Adaptable Infill Housing

This project takes its inspiration from 1950s contemporary designed homes in both design and lifestyle. In response to the site, the project orients living areas to the northern aspect creating a connection to the streetscape and community. The project suggests a deliberate blurring between outside and inside. Large north and south facing windows within the main living areas provided a connection between the street and a private courtyard space to the rear of the house. With the slope of the site falling away from the north side boundary, the design utilises the natural slope of the site and a uniform ceiling height on the ground floor level to create volume and grandeur in the kitchen and living areas. The design prioritises a separate access to the dwelling from the secondary street, over the extension of the existing driveway of the front property, establishing a street frontage for the project and contributing to street surveillance.

Within the budget of the build, double glazing is placed within the northern and southern elevations and all glazing has been eliminated to the east and west to avoid heat gain, providing a greater environmental benefit over what the majority of the market provides. Windows have also been strategically placed to maximize cross flow ventilation to the home. Utilizing the Bernoulli Principle the home will draw air through the stairwell area and pull air through the living areas and bedrooms, creating better air flow than a typically designed home. The utilisation of casement windows also assists in this process. As air flows across the back of a casement window it creates a low pressure zone drawing greater volumes of air out of the home than other window styles. Highly insulated lightweight timber framing along with double glazing eliminates heat transfer in and out of the building making it one of the most cost effective and energy efficient construction methods available to the market in Perth. With the inclusion of ceiling fans we would anticipate the design and construction of this home would not require ducted air-conditioning throughout. A heat exchange unit could be included along with a single split system located in a living area to provide continuous fresh air into the home with minimal heat loss. This would allow the home to be closed up for the colder days/months with minimal energy consumption and greater occupancy comfort and healthier environment.

Construction of the project could be done using prefabrication of the walls as panels such as provided by manufacturers such as Offsite. These wall panel manufacturers are experienced with James Hardie products and together provide a good solution for prefabrication and construction. The wall and ceiling timber frame cassettes would be protected from weather and heat penetration by HardieWrap weather barrier. The house would be clad using James Hardie EasyTex panels in a white paint finish, neat v-groove lap joints adding simple detailing to the facades.
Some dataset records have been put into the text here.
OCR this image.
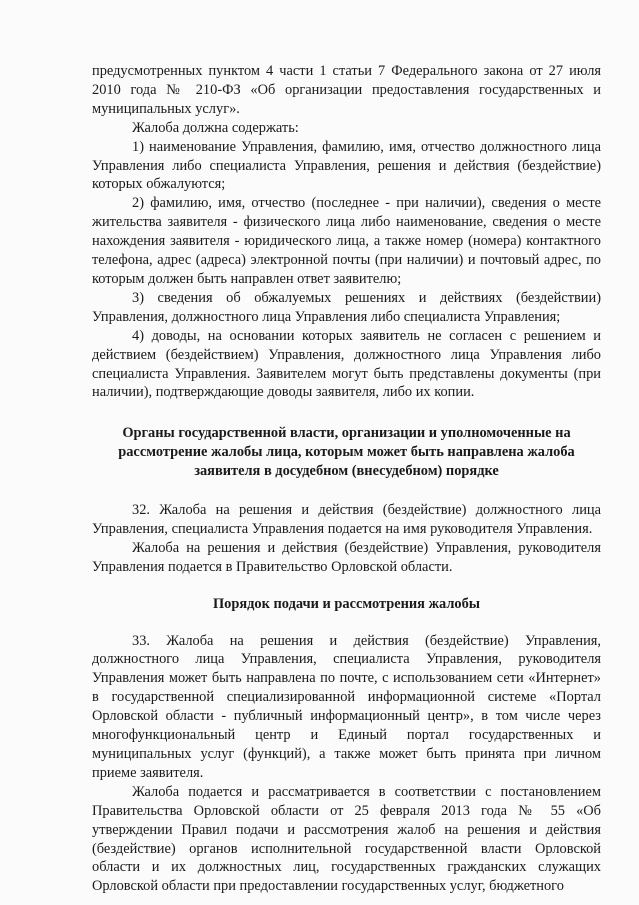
предусмотренных пунктом 4 части 1 статьи 7 Федерального закона от 27 июля 2010 года № 210-ФЗ «Об организации предоставления государственных и муниципальных услуг».

Жалоба должна содержать:

1) наименование Управления, фамилию, имя, отчество должностного лица Управления либо специалиста Управления, решения и действия (бездействие) которых обжалуются;

2) фамилию, имя, отчество (последнее - при наличии), сведения о месте жительства заявителя - физического лица либо наименование, сведения о месте нахождения заявителя - юридического лица, а также номер (номера) контактного телефона, адрес (адреса) электронной почты (при наличии) и почтовый адрес, по которым должен быть направлен ответ заявителю;

3) сведения об обжалуемых решениях и действиях (бездействии) Управления, должностного лица Управления либо специалиста Управления;

4) доводы, на основании которых заявитель не согласен с решением и действием (бездействием) Управления, должностного лица Управления либо специалиста Управления. Заявителем могут быть представлены документы (при наличии), подтверждающие доводы заявителя, либо их копии.

Органы государственной власти, организации и уполномоченные на рассмотрение жалобы лица, которым может быть направлена жалоба заявителя в досудебном (внесудебном) порядке

32. Жалоба на решения и действия (бездействие) должностного лица Управления, специалиста Управления подается на имя руководителя Управления.

Жалоба на решения и действия (бездействие) Управления, руководителя Управления подается в Правительство Орловской области.

Порядок подачи и рассмотрения жалобы

33. Жалоба на решения и действия (бездействие) Управления, должностного лица Управления, специалиста Управления, руководителя Управления может быть направлена по почте, с использованием сети «Интернет» в государственной специализированной информационной системе «Портал Орловской области - публичный информационный центр», в том числе через многофункциональный центр и Единый портал государственных и муниципальных услуг (функций), а также может быть принята при личном приеме заявителя.

Жалоба подается и рассматривается в соответствии с постановлением Правительства Орловской области от 25 февраля 2013 года № 55 «Об утверждении Правил подачи и рассмотрения жалоб на решения и действия (бездействие) органов исполнительной государственной власти Орловской области и их должностных лиц, государственных гражданских служащих Орловской области при предоставлении государственных услуг, бюджетного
James Hardie Axon and Stria Cladding is also featured, in matt black and a timber-look finish. This provides longevity over traditional timber, while achieving a natural look. Prefabrication in a controlled factory environment enables the majority of material off cuts to be recycled. This reduces the project’s contribution to the 15 million+ tonnes of waste that is produced in construction throughout Australia each year.
In addition to increased sustainability, using factory construction methods increases the speed of construction and provides a cash benefit to the client. The whole process is more cost effective and sustainable than an on-site build.

The project demonstrates what is possible when sustainability, cost and site are considered equally in the design of infill housing.